The management of Slovenia’s sole nuclear power plant Krsko said that the plant will introduce dry storage of spent nuclear fuel, currently the safest way to store such fuel.
The project is worth around 100 million euros, and the storage has a lifespan of 100 years. NEK Board member Sasa Medakovic said that several legal procedures were necessary to introduce dry storage, and that the dry storage building has dimensions of 50 by 70 by 20 meters.
The reinforced concrete slab is 1.75 meters thick, including the perimeter walls that provide flood protection and enable anchoring of storage containers.
The project was prepared for almost eight years, and the storage facility has been verified with a hundred year guarantee. Spent fuel elements will now be stored in a more modern and safer way. Medakovic said that wet storage, a cheaper project, was also considered, but NEK opted for a safer and more modern option.

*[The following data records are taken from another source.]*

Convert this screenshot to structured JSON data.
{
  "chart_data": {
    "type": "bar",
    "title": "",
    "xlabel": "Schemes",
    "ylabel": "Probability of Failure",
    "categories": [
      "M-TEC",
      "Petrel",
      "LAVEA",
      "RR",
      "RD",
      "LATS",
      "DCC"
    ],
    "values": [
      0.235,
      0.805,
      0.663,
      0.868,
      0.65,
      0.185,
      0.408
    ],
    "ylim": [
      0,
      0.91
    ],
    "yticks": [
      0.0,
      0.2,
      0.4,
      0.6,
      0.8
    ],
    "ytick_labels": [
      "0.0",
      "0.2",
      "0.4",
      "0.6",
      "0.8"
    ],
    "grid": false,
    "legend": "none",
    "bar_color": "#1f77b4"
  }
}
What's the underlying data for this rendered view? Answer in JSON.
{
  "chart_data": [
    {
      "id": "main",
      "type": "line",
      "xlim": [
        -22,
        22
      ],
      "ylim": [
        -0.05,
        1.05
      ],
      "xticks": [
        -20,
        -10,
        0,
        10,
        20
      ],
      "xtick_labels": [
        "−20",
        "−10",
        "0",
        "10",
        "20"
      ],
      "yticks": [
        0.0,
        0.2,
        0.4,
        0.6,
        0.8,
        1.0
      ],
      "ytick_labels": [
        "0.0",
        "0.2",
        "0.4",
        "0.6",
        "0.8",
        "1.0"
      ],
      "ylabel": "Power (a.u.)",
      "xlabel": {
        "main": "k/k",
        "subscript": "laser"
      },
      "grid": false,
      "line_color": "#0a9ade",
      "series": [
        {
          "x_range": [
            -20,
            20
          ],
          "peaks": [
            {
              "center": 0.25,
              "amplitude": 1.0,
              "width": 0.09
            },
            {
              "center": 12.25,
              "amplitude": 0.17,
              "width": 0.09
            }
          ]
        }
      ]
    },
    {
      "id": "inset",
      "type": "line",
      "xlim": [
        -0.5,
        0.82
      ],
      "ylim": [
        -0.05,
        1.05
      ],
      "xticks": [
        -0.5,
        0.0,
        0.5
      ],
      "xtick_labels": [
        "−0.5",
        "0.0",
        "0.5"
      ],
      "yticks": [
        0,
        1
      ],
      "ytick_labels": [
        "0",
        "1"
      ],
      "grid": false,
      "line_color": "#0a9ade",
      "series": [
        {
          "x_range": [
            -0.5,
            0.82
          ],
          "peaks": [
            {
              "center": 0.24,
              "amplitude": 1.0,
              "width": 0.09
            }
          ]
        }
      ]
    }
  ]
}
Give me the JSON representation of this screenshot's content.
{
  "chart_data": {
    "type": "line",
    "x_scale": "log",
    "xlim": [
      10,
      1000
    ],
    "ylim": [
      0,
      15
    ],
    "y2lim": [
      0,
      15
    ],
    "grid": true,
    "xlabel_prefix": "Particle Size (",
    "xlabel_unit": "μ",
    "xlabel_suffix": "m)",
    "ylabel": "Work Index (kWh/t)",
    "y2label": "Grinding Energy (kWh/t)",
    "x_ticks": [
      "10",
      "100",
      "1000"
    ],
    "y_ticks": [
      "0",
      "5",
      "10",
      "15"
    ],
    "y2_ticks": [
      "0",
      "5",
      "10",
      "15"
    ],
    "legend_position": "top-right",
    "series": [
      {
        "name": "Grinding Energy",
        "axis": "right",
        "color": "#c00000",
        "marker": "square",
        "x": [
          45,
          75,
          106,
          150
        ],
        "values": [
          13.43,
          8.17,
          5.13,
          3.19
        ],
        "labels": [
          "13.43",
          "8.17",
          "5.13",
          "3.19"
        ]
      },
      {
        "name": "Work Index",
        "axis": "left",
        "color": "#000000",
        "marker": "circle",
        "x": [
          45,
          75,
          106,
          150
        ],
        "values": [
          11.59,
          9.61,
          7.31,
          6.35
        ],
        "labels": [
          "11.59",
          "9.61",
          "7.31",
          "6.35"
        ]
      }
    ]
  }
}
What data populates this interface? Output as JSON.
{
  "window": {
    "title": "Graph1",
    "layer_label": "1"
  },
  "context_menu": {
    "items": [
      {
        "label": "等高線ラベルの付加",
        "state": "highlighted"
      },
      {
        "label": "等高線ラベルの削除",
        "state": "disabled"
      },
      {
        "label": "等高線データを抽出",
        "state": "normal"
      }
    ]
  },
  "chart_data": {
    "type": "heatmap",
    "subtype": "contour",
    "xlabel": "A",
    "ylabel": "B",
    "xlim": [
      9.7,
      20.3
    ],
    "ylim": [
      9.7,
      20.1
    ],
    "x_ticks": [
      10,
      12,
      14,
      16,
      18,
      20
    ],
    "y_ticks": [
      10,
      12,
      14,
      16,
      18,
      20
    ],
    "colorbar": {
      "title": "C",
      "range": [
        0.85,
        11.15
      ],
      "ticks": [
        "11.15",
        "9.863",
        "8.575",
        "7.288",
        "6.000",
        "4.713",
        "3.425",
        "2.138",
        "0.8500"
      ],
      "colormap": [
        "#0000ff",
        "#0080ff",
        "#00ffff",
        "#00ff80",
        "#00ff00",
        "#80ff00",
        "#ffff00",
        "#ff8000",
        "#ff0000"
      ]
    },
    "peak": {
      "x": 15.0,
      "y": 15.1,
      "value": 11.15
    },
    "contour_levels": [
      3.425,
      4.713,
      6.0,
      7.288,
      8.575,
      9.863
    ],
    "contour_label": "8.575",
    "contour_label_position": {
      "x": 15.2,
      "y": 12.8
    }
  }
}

Disposal of spent nuclear fuel and low and intermediate level radioactive waste is the obligation of Slovenia and Croatia, which are inclined towards a joint solution, Medakovic said, adding that the solution is moving towards deep geological disposal. He added that locations for such disposal are not currently being considered.
The construction of the dry storage building was completed in January. The advantages of dry storage of spent fuel are greater safety compared to the existing method of disposal in a pool, long term cooling without the need for cooling systems (cooling with air flow), minimal required maintenance of the facility, and minimal impact on the environment.